Petteri Sulonen said...

When I got into this thing in 2009, I started out marveling at the Japanese forms and wondering what a Western Zen would be like.

That perception has shifted. Hell, this *is* Western Zen. We're constantly tweaking, adapting, pushing, pulling, experimenting, to get this borrowed cloth to cover a different piece of furniture. It's rather marvelous to be a part of this process, too.

We had another experiment with the weekend's zazenkai, by the way. We often have tea after zazen. It was now announced that from here on out, the center will only provide basic green tea and dry biscuits.
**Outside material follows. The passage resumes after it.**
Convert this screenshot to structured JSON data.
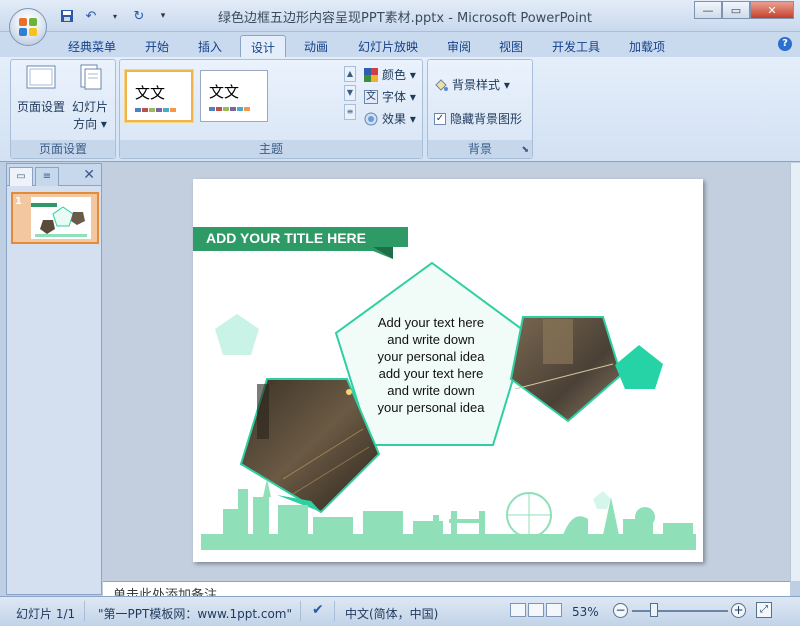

However, there's a little Kanzeon altar in the tea room, and we're encouraged to practice dana by putting any tea supplies we want to share on it, and, conversely, pick up anything we want to have for tea from it (and then put it in the kitchen).
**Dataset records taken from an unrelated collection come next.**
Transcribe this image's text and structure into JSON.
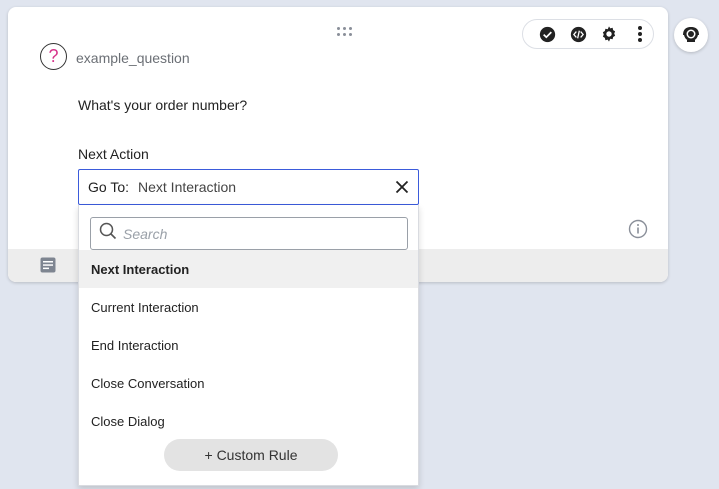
{
  "card": {
    "question_icon_glyph": "?",
    "question_name": "example_question",
    "prompt_text": "What's your order number?",
    "next_action_label": "Next Action"
  },
  "toolbar": {
    "icons": [
      "check-circle-icon",
      "code-icon",
      "gear-icon",
      "more-vertical-icon"
    ]
  },
  "select": {
    "prefix": "Go To:",
    "value": "Next Interaction"
  },
  "dropdown": {
    "search_placeholder": "Search",
    "options": [
      {
        "label": "Next Interaction",
        "selected": true
      },
      {
        "label": "Current Interaction",
        "selected": false
      },
      {
        "label": "End Interaction",
        "selected": false
      },
      {
        "label": "Close Conversation",
        "selected": false
      },
      {
        "label": "Close Dialog",
        "selected": false
      }
    ],
    "custom_rule_label": "+ Custom Rule"
  },
  "colors": {
    "accent_border": "#3b5bdb",
    "question_mark": "#d6338a",
    "background": "#e0e5ef"
  }
}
The upshot was that we had way better stuff for tea than usual, and everybody was happy.

There's other stuff too; for example, a current "problem" we're having is that the zendo is packed on Tuesdays when we have a 2 x 25 minutes zazen, but half-full on Thursday when we have 2 x 30 + teisho or dharma talk or 3 x 30, and sparsely attended on Sunday for 3 x 30 + recitation. There was some talk about why this might be. Could it be that the five minutes shorter rounds on Tuesday give the perception that that's 'for beginners,' which starts beginners coming on Tuesdays and they never 'graduate' to Thursdays or Sundays?

We are creatures of routine; I did feel this way when I started, and only started coming on Thursdays by accident—the first time after the introduction I meant to come on Tuesday, but something came up so I only made it on Thursday, and I've been going on Thursdays ever since.
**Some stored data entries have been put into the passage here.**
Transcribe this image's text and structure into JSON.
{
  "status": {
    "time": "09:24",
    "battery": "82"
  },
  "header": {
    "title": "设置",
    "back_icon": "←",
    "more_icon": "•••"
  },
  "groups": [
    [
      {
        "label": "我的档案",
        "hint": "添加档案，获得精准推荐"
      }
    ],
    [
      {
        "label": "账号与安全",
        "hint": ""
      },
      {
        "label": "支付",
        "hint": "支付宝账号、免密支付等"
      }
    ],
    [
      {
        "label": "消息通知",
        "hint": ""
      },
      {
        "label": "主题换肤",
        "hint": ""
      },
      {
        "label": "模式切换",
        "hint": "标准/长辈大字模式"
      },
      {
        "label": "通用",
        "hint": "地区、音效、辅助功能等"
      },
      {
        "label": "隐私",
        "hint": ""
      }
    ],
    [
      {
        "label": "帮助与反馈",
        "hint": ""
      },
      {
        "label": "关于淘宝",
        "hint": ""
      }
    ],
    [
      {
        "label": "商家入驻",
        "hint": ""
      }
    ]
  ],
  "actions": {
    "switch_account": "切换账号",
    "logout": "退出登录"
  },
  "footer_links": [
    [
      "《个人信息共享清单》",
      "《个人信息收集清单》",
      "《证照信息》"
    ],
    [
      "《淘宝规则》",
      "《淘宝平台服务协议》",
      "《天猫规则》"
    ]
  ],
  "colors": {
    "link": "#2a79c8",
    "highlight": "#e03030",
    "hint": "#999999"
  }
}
Social dynamics are funky.

Nathan said...

I would think the days a talk was being given would be more popular. That's been our zen center's experience anyway. During this two week thingy we just finished, the only days we pulled in extra people were days when the teacher gave a talk. Except the first Monday, where two people showed up thinking a talk was being given.

Shorter sitting times do seem more attractive though, even if it's just five minutes.

Petteri Sulonen said...

The dharma talks and dharma discussions are pretty popular. The teishos are recorded, except on the occasions one of the teachers is visiting, which is about four times a year plus two retreats. The teachers are based in Sweden; we don't have a resident one. And, regrettably, an iPod doesn't pull in all that big a public, no matter how good the song.

We've got a few people at the point in their training where they're able to give dharma talks, though, and we've managed to arrange for the teachers to visit a bit more often too, so the leadership decided to drop those recorded teishos altogether and have dharma talks or dharma discussions instead. I'll miss them, but I think it's a good idea in general.

Also, having the teachers not constantly available isn't all bad, IMO. It makes those visits more... special, as it were. And if we really need them, they're there—we're able to go stay at the Zen training temple in Sweden at any time, plus there's always phone and email and such. It's a pretty good arrangement all in all IMO, although fluid and constantly changing. Part of the reason it's good, in fact...

Nathan said...

"Also, having the teachers not constantly available isn't all bad, IMO." I totally agree.

We have always had longer term students giving some of the talks at our center. Partly logistical - how could one teacher give multiple lectures nearly every week and also do everything else they need to do - and partly because we see the value in having different voices.